Understanding how apps are built helps break or defend them. Mastering HTML, CSS, JavaScript, basic Node.js, PHP, and databases (SQL, PostgreSQL, MongoDB) is a great asset. HTB CBBH & CWEE Learning Paths and THM WebApp Pentesting cover everything you need to know.

4. Cloud Platforms and Security

Everything is moving to the cloud, so will security. Core skills include AWS, Azure, GCP basics (IAM, S3, EC2, Lambda, VPC), cloud IAM, misconfigurations, and cloud logging/threat detection.

Notable certs: AWS Cloud Practitioner, Azure Fundamentals, CCA (Practical).

5. Networking and Network Security

Cybersecurity starts with the wire. Understanding TCP/IP, common ports, and tools like Wireshark, tcpdump, Nmap, and Netcat is fundamental.

  • Blue Team: Traffic/PCAP analysis, NIDS tuning, alert triage.
  • Red Team: Scanning, pivoting, lateral movement.

6. Cryptography Fundamentals

Essential for understanding secure communication, encryption, and cracking. Covers symmetric/asymmetric encryption, hashing, digital signatures, TLS, certificates, and crypto attacks.

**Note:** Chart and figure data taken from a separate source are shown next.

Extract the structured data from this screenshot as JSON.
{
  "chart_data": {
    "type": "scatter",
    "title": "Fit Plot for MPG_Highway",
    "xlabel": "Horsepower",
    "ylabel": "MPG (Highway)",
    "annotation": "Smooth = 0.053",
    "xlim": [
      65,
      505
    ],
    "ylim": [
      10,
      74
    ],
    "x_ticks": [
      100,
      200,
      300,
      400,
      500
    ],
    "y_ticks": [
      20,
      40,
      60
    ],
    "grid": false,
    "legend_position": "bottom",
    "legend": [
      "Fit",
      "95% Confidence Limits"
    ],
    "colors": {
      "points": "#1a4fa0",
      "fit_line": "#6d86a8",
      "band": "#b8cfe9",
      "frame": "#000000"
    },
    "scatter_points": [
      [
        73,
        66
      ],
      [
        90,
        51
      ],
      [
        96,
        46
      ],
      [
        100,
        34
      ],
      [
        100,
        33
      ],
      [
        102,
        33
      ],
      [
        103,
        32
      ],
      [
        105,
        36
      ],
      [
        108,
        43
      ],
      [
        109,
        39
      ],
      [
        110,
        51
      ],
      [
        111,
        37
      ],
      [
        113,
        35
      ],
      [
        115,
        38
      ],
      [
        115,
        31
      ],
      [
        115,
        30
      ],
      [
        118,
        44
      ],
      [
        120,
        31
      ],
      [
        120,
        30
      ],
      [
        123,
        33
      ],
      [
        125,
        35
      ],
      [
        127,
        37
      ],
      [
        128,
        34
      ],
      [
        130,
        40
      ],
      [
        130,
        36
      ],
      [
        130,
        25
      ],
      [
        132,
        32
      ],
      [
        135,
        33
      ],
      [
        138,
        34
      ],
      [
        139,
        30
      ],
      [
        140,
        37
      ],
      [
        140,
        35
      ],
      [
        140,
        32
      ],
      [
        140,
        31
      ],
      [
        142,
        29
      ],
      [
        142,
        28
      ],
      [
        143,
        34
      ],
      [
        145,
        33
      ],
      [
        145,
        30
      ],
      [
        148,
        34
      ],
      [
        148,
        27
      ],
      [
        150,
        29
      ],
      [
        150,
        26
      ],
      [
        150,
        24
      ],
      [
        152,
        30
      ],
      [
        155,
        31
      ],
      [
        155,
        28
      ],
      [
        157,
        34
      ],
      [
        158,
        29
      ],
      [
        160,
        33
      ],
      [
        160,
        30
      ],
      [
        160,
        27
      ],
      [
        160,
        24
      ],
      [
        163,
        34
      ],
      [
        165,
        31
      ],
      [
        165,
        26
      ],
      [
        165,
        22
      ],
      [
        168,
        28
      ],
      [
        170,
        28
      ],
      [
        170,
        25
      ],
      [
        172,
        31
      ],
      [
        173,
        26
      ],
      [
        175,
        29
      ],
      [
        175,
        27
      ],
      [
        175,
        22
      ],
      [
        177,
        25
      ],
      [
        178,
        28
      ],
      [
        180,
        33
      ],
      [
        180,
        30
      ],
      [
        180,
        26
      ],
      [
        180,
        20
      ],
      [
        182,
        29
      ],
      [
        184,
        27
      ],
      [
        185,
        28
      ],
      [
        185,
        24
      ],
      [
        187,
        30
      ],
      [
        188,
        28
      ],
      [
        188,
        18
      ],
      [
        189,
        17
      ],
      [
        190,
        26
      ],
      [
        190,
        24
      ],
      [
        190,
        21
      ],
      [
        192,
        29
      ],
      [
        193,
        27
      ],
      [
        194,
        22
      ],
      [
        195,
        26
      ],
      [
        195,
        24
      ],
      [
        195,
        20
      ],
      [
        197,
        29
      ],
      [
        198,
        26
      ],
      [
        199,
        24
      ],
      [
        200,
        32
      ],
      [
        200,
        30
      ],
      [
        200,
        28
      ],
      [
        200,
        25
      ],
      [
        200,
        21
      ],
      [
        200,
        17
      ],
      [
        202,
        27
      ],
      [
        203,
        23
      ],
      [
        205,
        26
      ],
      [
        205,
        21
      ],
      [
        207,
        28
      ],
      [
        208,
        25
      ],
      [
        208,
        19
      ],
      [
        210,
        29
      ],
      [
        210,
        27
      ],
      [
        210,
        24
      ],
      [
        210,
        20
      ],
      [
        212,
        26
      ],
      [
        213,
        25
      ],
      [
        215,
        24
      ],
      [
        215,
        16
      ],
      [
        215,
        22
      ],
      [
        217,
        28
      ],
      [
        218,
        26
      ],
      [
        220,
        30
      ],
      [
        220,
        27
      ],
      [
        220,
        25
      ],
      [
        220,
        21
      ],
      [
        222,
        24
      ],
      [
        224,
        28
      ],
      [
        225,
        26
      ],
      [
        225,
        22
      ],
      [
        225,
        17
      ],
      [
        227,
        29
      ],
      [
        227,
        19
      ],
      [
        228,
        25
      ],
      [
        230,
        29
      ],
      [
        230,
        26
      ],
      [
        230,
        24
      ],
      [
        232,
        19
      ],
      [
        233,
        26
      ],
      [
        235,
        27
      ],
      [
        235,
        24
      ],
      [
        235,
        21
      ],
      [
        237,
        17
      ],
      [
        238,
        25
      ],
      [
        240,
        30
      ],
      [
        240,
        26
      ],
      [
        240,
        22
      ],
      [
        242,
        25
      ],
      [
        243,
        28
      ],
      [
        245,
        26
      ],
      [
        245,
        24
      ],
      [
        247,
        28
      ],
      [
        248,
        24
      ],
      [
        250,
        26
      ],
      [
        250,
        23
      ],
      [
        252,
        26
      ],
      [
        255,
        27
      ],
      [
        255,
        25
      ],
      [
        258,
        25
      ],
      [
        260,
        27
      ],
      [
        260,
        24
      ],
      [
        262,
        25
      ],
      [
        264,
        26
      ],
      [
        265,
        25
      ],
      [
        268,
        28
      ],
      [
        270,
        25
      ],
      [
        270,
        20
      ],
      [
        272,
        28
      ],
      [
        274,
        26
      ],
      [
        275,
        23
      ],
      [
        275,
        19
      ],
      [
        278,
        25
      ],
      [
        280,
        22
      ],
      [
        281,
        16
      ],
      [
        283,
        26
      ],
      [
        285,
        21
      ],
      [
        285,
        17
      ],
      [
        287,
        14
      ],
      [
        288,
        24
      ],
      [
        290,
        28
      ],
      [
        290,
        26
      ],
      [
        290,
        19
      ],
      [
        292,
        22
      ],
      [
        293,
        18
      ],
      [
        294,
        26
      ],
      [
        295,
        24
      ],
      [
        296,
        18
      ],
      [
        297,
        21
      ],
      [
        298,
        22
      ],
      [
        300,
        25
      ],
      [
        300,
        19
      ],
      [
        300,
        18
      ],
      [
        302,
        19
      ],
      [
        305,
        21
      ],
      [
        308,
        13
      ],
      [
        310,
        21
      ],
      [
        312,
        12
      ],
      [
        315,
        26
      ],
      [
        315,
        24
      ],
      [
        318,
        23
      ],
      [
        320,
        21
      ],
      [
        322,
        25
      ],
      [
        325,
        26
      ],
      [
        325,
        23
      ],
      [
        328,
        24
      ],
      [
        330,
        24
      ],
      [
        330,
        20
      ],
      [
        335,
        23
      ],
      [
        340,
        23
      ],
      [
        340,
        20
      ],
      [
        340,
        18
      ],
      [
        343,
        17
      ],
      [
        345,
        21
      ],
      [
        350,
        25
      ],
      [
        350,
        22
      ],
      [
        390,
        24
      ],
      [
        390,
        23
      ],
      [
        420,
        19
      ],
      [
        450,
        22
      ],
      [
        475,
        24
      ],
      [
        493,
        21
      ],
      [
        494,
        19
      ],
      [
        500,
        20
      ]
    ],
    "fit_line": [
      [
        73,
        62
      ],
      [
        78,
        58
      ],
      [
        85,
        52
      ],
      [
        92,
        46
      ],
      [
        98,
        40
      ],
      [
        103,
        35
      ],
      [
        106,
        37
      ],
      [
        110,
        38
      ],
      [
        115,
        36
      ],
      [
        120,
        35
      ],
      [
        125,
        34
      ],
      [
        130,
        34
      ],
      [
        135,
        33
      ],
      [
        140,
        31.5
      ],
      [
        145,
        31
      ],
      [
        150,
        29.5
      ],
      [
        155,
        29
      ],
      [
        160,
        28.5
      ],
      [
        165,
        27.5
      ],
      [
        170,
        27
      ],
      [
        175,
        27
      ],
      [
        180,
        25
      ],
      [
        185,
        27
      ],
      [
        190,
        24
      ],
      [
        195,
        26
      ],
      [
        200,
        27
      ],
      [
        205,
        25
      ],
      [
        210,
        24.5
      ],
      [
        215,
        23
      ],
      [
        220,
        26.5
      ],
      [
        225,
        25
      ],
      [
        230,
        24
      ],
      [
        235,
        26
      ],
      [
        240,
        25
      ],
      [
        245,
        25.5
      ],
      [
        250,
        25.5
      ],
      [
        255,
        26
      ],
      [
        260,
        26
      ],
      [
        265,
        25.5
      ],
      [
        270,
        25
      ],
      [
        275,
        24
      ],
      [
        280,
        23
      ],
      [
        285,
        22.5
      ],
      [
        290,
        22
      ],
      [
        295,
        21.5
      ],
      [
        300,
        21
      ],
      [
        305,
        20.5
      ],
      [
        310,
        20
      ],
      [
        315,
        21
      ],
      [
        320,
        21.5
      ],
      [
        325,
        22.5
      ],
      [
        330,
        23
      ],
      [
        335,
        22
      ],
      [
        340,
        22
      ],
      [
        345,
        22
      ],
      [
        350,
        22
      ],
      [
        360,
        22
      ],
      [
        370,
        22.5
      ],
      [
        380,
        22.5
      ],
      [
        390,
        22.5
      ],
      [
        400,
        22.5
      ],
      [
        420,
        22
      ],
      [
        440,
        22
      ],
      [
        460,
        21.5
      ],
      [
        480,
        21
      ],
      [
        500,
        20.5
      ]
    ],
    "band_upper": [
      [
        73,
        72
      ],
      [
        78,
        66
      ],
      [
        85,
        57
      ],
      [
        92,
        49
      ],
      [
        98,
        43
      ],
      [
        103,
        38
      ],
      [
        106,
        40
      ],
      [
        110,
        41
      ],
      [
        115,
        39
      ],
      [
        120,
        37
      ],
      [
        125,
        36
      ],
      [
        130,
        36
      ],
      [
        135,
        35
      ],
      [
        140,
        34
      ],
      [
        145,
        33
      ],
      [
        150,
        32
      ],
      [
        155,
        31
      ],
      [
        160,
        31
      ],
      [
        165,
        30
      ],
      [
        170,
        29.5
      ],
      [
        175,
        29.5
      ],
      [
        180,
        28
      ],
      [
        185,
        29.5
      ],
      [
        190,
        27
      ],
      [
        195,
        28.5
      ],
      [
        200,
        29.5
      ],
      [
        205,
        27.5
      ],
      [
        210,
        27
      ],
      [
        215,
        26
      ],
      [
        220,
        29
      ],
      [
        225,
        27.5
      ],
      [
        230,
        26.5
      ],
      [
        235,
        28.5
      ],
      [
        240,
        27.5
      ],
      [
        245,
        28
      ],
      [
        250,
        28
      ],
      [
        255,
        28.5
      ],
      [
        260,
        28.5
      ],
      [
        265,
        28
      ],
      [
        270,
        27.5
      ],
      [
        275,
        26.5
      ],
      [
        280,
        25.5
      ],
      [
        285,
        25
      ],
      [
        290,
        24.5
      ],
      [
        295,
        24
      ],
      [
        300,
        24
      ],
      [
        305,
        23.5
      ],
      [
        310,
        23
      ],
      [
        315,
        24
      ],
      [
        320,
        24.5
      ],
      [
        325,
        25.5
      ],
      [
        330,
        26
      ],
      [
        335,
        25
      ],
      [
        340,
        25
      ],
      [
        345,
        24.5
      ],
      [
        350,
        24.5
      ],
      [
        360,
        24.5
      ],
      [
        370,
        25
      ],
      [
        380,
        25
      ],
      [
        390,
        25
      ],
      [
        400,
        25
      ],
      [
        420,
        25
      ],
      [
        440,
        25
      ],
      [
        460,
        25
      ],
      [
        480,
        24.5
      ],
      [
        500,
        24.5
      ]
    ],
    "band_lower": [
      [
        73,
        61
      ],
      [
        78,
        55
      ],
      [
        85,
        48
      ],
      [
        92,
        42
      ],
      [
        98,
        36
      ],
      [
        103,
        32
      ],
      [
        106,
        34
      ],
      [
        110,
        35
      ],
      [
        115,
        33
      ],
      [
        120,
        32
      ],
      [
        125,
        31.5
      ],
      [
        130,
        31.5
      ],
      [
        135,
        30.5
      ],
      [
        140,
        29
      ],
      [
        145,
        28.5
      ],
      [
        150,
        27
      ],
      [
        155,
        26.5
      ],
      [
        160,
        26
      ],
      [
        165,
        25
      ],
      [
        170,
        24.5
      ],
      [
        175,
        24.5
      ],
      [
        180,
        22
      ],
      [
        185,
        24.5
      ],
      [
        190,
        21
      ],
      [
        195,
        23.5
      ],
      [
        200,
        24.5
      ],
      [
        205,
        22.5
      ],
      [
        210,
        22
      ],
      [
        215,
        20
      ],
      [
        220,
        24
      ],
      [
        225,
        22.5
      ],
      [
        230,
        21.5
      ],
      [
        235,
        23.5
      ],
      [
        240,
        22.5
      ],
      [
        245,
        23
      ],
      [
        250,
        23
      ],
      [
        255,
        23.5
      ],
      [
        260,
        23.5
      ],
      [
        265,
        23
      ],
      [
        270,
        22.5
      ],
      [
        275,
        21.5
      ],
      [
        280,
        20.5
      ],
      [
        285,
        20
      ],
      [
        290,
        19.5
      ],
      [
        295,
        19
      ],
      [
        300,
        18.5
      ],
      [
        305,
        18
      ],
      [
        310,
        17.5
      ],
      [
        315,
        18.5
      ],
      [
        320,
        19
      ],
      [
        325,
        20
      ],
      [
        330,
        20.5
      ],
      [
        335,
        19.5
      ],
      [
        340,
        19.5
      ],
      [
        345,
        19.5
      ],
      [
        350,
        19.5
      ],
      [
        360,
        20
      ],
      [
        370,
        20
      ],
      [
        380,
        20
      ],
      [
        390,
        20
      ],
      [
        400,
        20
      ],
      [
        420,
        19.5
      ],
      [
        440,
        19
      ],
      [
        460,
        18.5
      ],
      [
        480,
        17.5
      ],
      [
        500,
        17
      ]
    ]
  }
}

7. Soft Skills (Yes, Seriously)

Often overlooked but crucial for long-term growth:

  • Report writing: clear, structured, technical and non-technical
  • Communication: explaining risks to non-tech stakeholders
  • Time management and documentation (probably one of the most underated skill out there)
  • Curiosity and a continuous learning mindset

The Do’s and Don’ts

✅ Do’s

  1. Learn and master the basics: solid foundations in Linux, networking, and OS internals will take you further than any automated tool.
  2. Commit to continuous learning: cybersecurity is a fast-moving field. What works today might be obsolete tomorrow.
  3. Balance theory and hands-on practice: reading about privilege escalation is one thing, performing it in a lab is another.
  4. Build your network: connect with like-minded individuals online or in person. Join communities, attend webinars, CTF competitions.
  5. Document your journey: take notes, write blogs, record your progress. Sharing your journey might inspire someone else or lead to collaboration opportunities.

❌ Don’ts

  1. Don’t rely solely on one learning path: completing a path is great, but the goal is understanding key methodologies and going beyond.
  2. Don’t neglect soft skills: communication is just as important as technical skill. Growing up I thought cybersecurity was all about running scripts and popping shells. I learned the hard way that writing, speaking, and active listening are equally important.
  3. Don’t ignore emerging trends: cloud security, AI, threat intel, and zero trust are becoming mainstream. Stay informed through blogs, newsletters, and conferences.

Conclusion

Cybersecurity is a field that rewards curiosity, dedication, and adaptability. Whether you’re starting with a degree, certifications, or hands-on labs, the key is to blend all three for a truly well-rounded foundation.

No matter the career path you choose, you will come across tools such as Metasploit, Wireshark, BurpSuite, Nessus, Nuclei, Splunk, Snort as well as common services (FTP, SMB, RDP, DNS, Email) and common applications (WordPress, Drupal, Joomla, Tomcat, Jenkins, GitLab, LDAP and much more).

Long story short, start with TryHackMe as it is beginner-friendly, then progressively migrate to HackTheBox as things get more serious and challenging. Check out their learning paths to choose where you see yourself. Immediate action is key to achieving the best results.